Maisie agreed, but she wasn’t going to tell him that. They’d appeared to reach a truce, and right now she needed his help.
Archibald gestured toward the door. “What was that about? The lieutenant’s visit. Your teary-eyed farewell.”
She took out a deep breath and tried to keep her emotions intact. Sitting on a chair facing him, she told him how Fiona had been arrested two days ago. He listened carefully to every detail that she recalled and to what Niall had revealed a few minutes ago.
“His sister.” He pushed to his feet. “That could as easily have been you they arrested.”
“It should have been me.” Guilt nudged at her once again.
“Campbell is, or was, an officer in the 42nd Royal Highlanders.” His somber expression reflected the gravity of the situation. “And he could get no answers as to where they’re holding her.”
“As you say, he was a member of that regiment. But no more.”
Archibald massaged his neck as he paced the room, thinking it over. Maisie watched him, realizing his attitude had changed. No disrespect. No questioning her motives. He accepted her.

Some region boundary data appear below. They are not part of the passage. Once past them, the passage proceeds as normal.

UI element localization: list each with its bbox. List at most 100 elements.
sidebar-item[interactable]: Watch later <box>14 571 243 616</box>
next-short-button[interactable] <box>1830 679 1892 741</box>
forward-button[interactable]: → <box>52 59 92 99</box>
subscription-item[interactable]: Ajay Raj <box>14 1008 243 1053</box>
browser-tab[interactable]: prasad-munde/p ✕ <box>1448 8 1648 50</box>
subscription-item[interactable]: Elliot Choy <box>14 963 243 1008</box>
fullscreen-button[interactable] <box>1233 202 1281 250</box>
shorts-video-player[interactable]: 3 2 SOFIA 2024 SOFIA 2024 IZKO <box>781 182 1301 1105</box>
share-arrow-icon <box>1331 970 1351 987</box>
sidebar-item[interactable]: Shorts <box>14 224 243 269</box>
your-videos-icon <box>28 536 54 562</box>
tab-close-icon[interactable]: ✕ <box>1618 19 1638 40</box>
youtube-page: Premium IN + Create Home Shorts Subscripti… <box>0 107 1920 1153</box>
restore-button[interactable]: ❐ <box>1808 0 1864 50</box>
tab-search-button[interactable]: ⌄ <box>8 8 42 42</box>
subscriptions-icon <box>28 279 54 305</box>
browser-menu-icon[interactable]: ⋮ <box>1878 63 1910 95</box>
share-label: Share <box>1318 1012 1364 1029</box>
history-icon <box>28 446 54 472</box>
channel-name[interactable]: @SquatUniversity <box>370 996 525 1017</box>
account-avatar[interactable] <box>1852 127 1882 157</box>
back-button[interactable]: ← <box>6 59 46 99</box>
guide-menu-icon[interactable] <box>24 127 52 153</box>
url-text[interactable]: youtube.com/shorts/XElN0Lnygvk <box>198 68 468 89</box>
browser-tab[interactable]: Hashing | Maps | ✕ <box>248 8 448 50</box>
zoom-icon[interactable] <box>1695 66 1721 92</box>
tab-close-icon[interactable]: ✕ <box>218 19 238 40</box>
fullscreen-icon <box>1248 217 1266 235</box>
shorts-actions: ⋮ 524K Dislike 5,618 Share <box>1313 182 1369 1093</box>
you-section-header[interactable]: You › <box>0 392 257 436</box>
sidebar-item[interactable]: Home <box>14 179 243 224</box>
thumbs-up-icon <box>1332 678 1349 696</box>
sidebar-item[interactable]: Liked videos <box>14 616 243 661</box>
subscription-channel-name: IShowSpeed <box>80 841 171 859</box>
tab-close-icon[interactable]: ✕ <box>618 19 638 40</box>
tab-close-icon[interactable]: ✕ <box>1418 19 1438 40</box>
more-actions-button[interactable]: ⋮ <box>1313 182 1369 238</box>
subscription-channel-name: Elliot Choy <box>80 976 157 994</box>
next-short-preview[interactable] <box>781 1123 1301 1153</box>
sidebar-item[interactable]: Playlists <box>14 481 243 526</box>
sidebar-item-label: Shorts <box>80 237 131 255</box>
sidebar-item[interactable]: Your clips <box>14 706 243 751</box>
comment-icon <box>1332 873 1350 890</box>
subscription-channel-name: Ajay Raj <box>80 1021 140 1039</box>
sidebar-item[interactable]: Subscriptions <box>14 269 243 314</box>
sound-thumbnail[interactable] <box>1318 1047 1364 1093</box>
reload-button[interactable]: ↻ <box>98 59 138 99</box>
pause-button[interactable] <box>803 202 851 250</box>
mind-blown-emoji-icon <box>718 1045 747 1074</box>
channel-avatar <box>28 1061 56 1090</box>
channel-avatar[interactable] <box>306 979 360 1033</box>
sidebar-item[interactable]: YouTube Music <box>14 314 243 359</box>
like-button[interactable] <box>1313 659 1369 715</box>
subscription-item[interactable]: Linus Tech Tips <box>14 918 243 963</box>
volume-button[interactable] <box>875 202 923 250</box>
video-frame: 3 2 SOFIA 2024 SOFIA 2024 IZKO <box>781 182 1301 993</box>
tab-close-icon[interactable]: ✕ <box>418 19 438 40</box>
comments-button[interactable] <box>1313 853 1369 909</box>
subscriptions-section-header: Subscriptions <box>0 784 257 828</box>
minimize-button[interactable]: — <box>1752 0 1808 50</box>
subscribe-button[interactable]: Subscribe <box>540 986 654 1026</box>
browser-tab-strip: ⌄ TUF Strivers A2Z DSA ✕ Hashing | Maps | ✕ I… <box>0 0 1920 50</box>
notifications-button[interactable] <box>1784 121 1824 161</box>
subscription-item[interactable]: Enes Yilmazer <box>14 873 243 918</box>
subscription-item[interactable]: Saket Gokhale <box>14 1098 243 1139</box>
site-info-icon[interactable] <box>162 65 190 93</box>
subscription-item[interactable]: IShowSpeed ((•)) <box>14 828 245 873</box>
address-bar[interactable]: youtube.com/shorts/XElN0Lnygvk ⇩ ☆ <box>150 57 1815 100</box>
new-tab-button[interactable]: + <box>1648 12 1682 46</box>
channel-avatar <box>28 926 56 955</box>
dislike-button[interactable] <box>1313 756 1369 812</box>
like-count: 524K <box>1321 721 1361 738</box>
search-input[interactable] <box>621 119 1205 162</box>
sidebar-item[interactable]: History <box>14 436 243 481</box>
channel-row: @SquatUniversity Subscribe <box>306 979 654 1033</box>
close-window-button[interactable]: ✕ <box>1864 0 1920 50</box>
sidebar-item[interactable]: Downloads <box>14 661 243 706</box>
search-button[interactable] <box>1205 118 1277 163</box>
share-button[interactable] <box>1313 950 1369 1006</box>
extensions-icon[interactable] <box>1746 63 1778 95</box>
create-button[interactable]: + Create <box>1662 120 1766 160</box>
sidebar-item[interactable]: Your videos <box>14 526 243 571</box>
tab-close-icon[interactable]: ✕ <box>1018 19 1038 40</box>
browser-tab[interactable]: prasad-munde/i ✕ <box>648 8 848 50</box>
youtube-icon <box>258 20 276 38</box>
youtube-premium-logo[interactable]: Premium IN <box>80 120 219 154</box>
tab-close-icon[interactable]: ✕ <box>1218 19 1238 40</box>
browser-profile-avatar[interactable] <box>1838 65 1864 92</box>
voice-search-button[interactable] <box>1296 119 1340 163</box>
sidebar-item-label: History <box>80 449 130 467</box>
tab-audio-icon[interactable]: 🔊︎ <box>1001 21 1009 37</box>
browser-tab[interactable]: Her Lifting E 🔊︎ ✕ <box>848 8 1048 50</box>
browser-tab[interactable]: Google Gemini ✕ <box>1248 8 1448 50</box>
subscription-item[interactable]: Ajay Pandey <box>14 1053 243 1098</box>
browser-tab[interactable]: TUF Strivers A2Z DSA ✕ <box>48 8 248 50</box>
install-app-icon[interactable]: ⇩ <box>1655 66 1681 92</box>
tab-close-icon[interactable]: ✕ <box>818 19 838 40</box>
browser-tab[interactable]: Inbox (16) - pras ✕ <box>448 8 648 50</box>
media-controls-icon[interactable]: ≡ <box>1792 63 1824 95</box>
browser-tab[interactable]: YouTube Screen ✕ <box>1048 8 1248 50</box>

He understood. And for the first time in her life, she recognized why her sister had such respect for her husband. He was a good man, willing to shift his opinion when the facts warranted it.
She decided at that moment to tell him about Niall’s offer of marriage, as well. “There’s something else.”
He listened as she told him.
“I see.” He ground a fist into his other hand. “I’m sorry that your plans have been so disrupted.”
“Our lives are not our own until Fiona is free.”
He nodded, seeming to understand.
“Let me ask some questions of people I know. See if any of them have heard or can learn anything about where your friend might have been taken.” He paused in front of Maisie. “Let’s say nothing of any of this to your sister. Isabella is worried enough about my involvement. It might be too great a shock if she were to know there are two radicals in her family.”